Comment cards were sent to the service prior to our visit and we received three responses from patients who accessed the service. Throughout this report we have used the term ‘patients’ to describe people who use the service to reflect our inspection of the clinical aspects of the SARC.

During our inspection we toured the premises and reviewed the care and health records of 12 patients who had used the service and the records for the management of medicines. We spoke with the centre manager, the registered manager, the director of nursing, the associate head of healthcare, two FNEs and two crisis workers, who also worked as administration workers. We checked six staff recruitment files, minutes of meetings, audits, and information relating to the management of the service.

Our key findings were:

  • The service had systems to help them manage risk.
  • There were suitable safeguarding processes in place and staff knew their responsibilities for safeguarding adults and children.
  • Staff knew how to deal with emergencies. Appropriate medicines and life-saving equipment were available.
  • The clinical staff provided patients’ care and treatment in line with current guidelines.
  • Staff treated patients with dignity and respect and took care to protect their privacy and personal information.
  • The appointment/referral system met clients’ needs.
  • The service had effective leadership and a culture of continuous improvement.
  • The staff had suitable information governance arrangements.
  • There were gaps in the staff recruitment procedures.
  • Staff felt involved and supported and worked well as a team.
  • The service asked staff and clients for feedback about the services they provided.
  • The service dealt with complaints positively and efficiently.
  • The service appeared clean and well maintained.
  • The staff followed infection control procedures which reflected published guidance.

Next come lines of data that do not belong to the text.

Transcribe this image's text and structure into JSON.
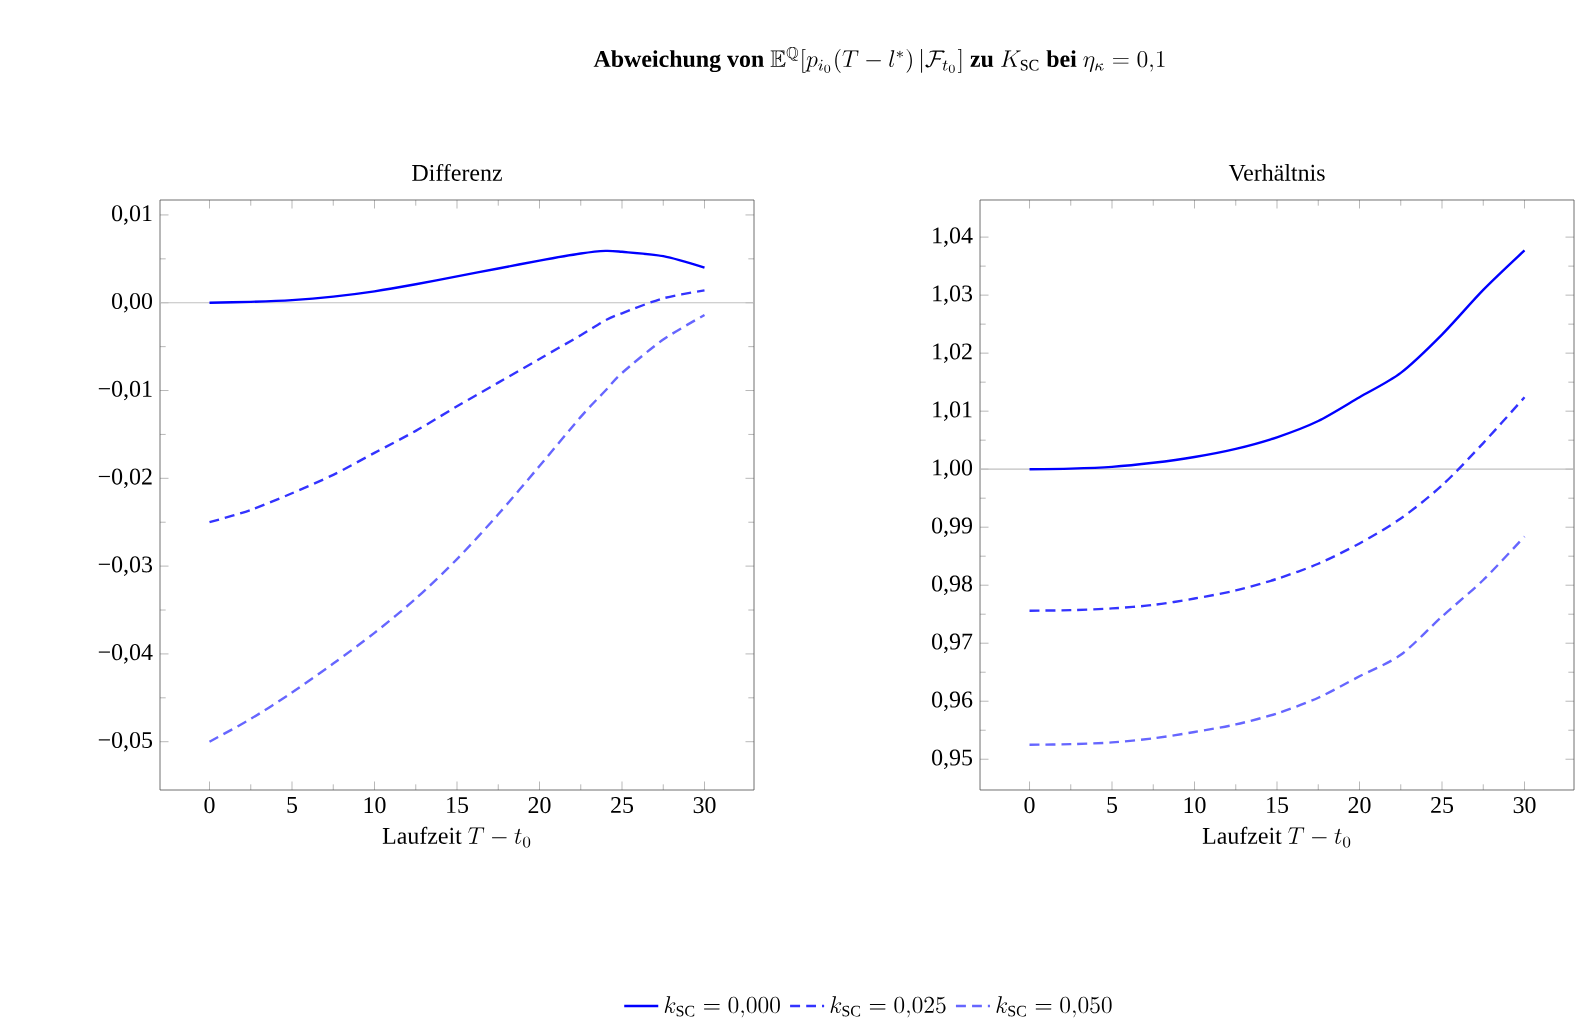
{
  "chart_data": [
    {
      "type": "line",
      "title": "\\textbf{Abweichung von }\\mathbb{E}^{\\mathbb{Q}}[p_{i_0}(T-l^*)\\,|\\mathcal{F}_{t_0}]\\textbf{ zu }K_{\\mathrm{SC}}\\textbf{ bei }\\eta_\\kappa=0{,}1",
      "subtitle": "Differenz",
      "xlabel": "\\mbox{Laufzeit }T-t_0",
      "x": [
        0,
        2.5,
        5,
        7.5,
        10,
        12.5,
        15,
        17.5,
        20,
        22.5,
        24,
        25,
        27.5,
        30
      ],
      "series": [
        {
          "name": "k_{\\mathrm{SC}}=0{,}000",
          "color": "#0000ff",
          "line_style": "solid",
          "values": [
            0.0,
            0.0001,
            0.0003,
            0.0007,
            0.0013,
            0.0021,
            0.003,
            0.0039,
            0.0048,
            0.0056,
            0.0059,
            0.0058,
            0.0053,
            0.004
          ]
        },
        {
          "name": "k_{\\mathrm{SC}}=0{,}025",
          "color": "#3333ff",
          "line_style": "dashed",
          "values": [
            -0.025,
            -0.0236,
            -0.0217,
            -0.0196,
            -0.0171,
            -0.0146,
            -0.0118,
            -0.0091,
            -0.0064,
            -0.0037,
            -0.002,
            -0.0012,
            0.0005,
            0.0014
          ]
        },
        {
          "name": "k_{\\mathrm{SC}}=0{,}050",
          "color": "#6666ff",
          "line_style": "dashed",
          "values": [
            -0.05,
            -0.0474,
            -0.0444,
            -0.0411,
            -0.0376,
            -0.0337,
            -0.0292,
            -0.0241,
            -0.0186,
            -0.013,
            -0.01,
            -0.008,
            -0.0042,
            -0.0014
          ]
        }
      ],
      "xlim": [
        -3,
        33
      ],
      "ylim": [
        -0.0555,
        0.0117
      ],
      "xticks": [
        0,
        5,
        10,
        15,
        20,
        25,
        30
      ],
      "yticks": [
        {
          "value": -0.05,
          "label": "−0,05"
        },
        {
          "value": -0.04,
          "label": "−0,04"
        },
        {
          "value": -0.03,
          "label": "−0,03"
        },
        {
          "value": -0.02,
          "label": "−0,02"
        },
        {
          "value": -0.01,
          "label": "−0,01"
        },
        {
          "value": 0,
          "label": "0,00"
        },
        {
          "value": 0.01,
          "label": "0,01"
        }
      ],
      "ref_lines": [
        {
          "axis": "y",
          "value": 0,
          "color": "#c0c0c0"
        }
      ],
      "legend": "bottom",
      "grid": false
    },
    {
      "type": "line",
      "subtitle": "Verhältnis",
      "xlabel": "\\mbox{Laufzeit }T-t_0",
      "x": [
        0,
        2.5,
        5,
        7.5,
        10,
        12.5,
        15,
        17.5,
        20,
        22.5,
        25,
        27.5,
        30
      ],
      "series": [
        {
          "color": "#0000ff",
          "line_style": "solid",
          "values": [
            1.0,
            1.0001,
            1.0004,
            1.0011,
            1.0021,
            1.0035,
            1.0055,
            1.0083,
            1.0124,
            1.0166,
            1.0232,
            1.0309,
            1.0377
          ]
        },
        {
          "color": "#3333ff",
          "line_style": "dashed",
          "values": [
            0.9756,
            0.9757,
            0.976,
            0.9766,
            0.9777,
            0.9791,
            0.9811,
            0.9837,
            0.9872,
            0.9915,
            0.9972,
            1.0045,
            1.0124
          ]
        },
        {
          "color": "#6666ff",
          "line_style": "dashed",
          "values": [
            0.9525,
            0.9526,
            0.9529,
            0.9536,
            0.9547,
            0.956,
            0.9579,
            0.9606,
            0.9643,
            0.968,
            0.9746,
            0.9809,
            0.9884
          ]
        }
      ],
      "xlim": [
        -3,
        33
      ],
      "ylim": [
        0.9447,
        1.0464
      ],
      "xticks": [
        0,
        5,
        10,
        15,
        20,
        25,
        30
      ],
      "yticks": [
        {
          "value": 0.95,
          "label": "0,95"
        },
        {
          "value": 0.96,
          "label": "0,96"
        },
        {
          "value": 0.97,
          "label": "0,97"
        },
        {
          "value": 0.98,
          "label": "0,98"
        },
        {
          "value": 0.99,
          "label": "0,99"
        },
        {
          "value": 1.0,
          "label": "1,00"
        },
        {
          "value": 1.01,
          "label": "1,01"
        },
        {
          "value": 1.02,
          "label": "1,02"
        },
        {
          "value": 1.03,
          "label": "1,03"
        },
        {
          "value": 1.04,
          "label": "1,04"
        }
      ],
      "ref_lines": [
        {
          "axis": "y",
          "value": 1.0,
          "color": "#c0c0c0"
        }
      ],
      "grid": false
    }
  ]
}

There were areas where the provider could make improvements. They should:

  • Consider how the communication needs of people whose first language is not English are met.
  • Offer patients the choice of preferred gender of forensic examiner.
  • Complete the planned programme of level three children’s safeguarding training, including multi agency sessions for all relevant staff.
  • Carry out a lone worker risk assessment specific to the SARC.